В лейб-гвардии Казачьем полку служил хорунжим сын уже известного нам лейб-медика Е.С. Боткина, прекрасный, толковый, честный и скромный юноша. Незадолго до ухода полка из Ставки у меня с ним как-то завязалась беседа, и мы проговорили очень долго и задушевно. Через несколько дней по уходе полка на фронт я получаю от хорунжего Боткина огромное, на двух листах, датированное вторым декабря, письмо, в котором он раскрывает передо мной всю свою душу, описывает сокровенную жизнь, каясь во всех тех грехах, которых он доселе никогда никому не открывал. Через несколько дней в Ставке было получено известие, что хорунжий Боткин убит в бою 3 декабря. Значит, письмо было написано накануне смерти. Ясно, что оно было продиктовано страшным предчувствием.
В первых числах декабря я предпринял поездку по фронту, направившись в Восточную Пруссию. До штаба 10-й армии (стоявшего тогда, кажется, в Грабове) я ехал с генералом Даниловым, а дальше – один. Я проехал через Лык, Видминен, Дунейкен, побывал в 8-й Сибирской стрелковой дивизии у Мазурских озер, оттуда проехал в район расположения ХХ корпуса через Гольдап, потом в XXVI корпус генерала Гернгросса и, наконец, в Сталюпенен, где находился штаб III корпуса (генерала Епанчина), откуда направился в Ковно.
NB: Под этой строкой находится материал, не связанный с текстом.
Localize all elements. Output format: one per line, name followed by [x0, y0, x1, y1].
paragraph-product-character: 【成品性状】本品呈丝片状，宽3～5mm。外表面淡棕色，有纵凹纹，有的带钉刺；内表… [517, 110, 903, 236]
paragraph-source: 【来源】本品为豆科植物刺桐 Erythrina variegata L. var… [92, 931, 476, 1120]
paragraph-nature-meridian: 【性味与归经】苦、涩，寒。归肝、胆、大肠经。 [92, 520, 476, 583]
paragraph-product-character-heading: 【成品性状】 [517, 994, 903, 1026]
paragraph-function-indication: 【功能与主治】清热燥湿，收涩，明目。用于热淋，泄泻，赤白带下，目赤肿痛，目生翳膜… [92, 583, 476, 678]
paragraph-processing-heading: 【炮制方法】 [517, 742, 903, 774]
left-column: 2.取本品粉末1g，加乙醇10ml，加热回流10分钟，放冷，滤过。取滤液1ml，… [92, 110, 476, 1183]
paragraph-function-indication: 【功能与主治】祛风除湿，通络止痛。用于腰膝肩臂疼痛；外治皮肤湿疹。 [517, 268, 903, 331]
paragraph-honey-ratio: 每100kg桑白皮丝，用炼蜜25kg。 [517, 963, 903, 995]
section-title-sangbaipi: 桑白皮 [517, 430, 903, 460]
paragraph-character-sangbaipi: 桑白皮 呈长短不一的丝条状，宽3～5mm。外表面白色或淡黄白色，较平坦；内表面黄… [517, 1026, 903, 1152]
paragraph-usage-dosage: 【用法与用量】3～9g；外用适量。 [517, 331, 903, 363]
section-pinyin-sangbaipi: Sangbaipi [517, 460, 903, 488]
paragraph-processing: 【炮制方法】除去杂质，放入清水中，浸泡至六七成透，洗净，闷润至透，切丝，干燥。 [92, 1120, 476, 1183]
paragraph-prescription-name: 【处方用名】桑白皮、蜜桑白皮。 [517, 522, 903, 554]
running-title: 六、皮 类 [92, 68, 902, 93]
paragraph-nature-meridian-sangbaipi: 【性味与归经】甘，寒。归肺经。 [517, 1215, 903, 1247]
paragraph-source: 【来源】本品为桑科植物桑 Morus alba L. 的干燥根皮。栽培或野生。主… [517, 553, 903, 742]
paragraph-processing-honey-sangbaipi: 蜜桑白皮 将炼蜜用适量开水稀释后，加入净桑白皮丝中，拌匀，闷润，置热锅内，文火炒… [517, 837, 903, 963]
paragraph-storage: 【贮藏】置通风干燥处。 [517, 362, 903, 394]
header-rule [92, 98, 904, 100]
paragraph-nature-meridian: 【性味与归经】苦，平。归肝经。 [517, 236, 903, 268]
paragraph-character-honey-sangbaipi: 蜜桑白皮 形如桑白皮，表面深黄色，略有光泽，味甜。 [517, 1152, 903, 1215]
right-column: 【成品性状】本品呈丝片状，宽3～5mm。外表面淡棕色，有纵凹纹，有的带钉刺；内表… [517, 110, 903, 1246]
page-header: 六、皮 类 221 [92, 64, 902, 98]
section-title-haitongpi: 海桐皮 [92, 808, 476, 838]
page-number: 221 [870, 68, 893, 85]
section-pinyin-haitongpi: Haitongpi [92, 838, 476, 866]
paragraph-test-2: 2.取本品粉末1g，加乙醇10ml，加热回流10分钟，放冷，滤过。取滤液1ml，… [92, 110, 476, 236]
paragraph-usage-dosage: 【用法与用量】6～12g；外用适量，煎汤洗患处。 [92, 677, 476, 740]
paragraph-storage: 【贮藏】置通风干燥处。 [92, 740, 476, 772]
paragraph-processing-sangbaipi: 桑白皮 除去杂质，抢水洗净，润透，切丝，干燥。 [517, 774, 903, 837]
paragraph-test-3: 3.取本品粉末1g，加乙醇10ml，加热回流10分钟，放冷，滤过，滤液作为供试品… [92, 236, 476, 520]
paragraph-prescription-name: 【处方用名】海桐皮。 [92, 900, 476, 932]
В это время наши войска вторично занимали Пруссию. Тяжелую картину представляла теперь эта богатейшая, культурная область великой империи. При наступлении наших войск почти все жители бежали. Проезжая через города и селения, только изредка можно было увидеть какого-либо дряхлого старика или старуху, боязливо выглядывавших из окон или из дверей, как запуганные зверьки из своих нор. Некоторые города и села были почти дотла выжжены; богатые дома и поместья с прекрасной обстановкой, отличными библиотеками и всяким добром были брошены на произвол судьбы. На дворах под дождем валялась богатая мягкая мебель, дорогие картины и всякий скарб. Проезжая, я видел в одном месте группу солдат, сидевших на дворе перед домом на дорогих, обитых красным плюшем диванах и креслах. Солдаты сидели, развалившись, положив нога на ногу. И все курили сигары. На огородах грудами валялись дорогие, самые разнообразные сельскохозяйственные машины и инструменты. Я нескольким нашим военным начальникам указывал, что преступно оставлять на гибель этот драгоценный материал, который можно использовать для наших столь нуждающихся в нем хозяйств. Обещали переправить в Россию. Едва ли переправили. По улицам бродили беспризорные, брошенные хозяевами свиньи, куры, гуси, утки; шныряли тощие голодные породистые собаки. На полях встречались гурты пасшихся чудных пестрых – белых с черными пятнами – коров… И эти чудные коровы истреблялись в солдатских котлах. А как они нужны были для нашей деревни, нуждавшейся в хорошем, породистом скоте. Вот она, война, беспощадная, разрушающая, бессмысленно и бесплодно пожирающая сразу всё, что человек длинным, упорным и разумным трудом в течение многих лет, даже столетий, собирал, созидал, приобретал!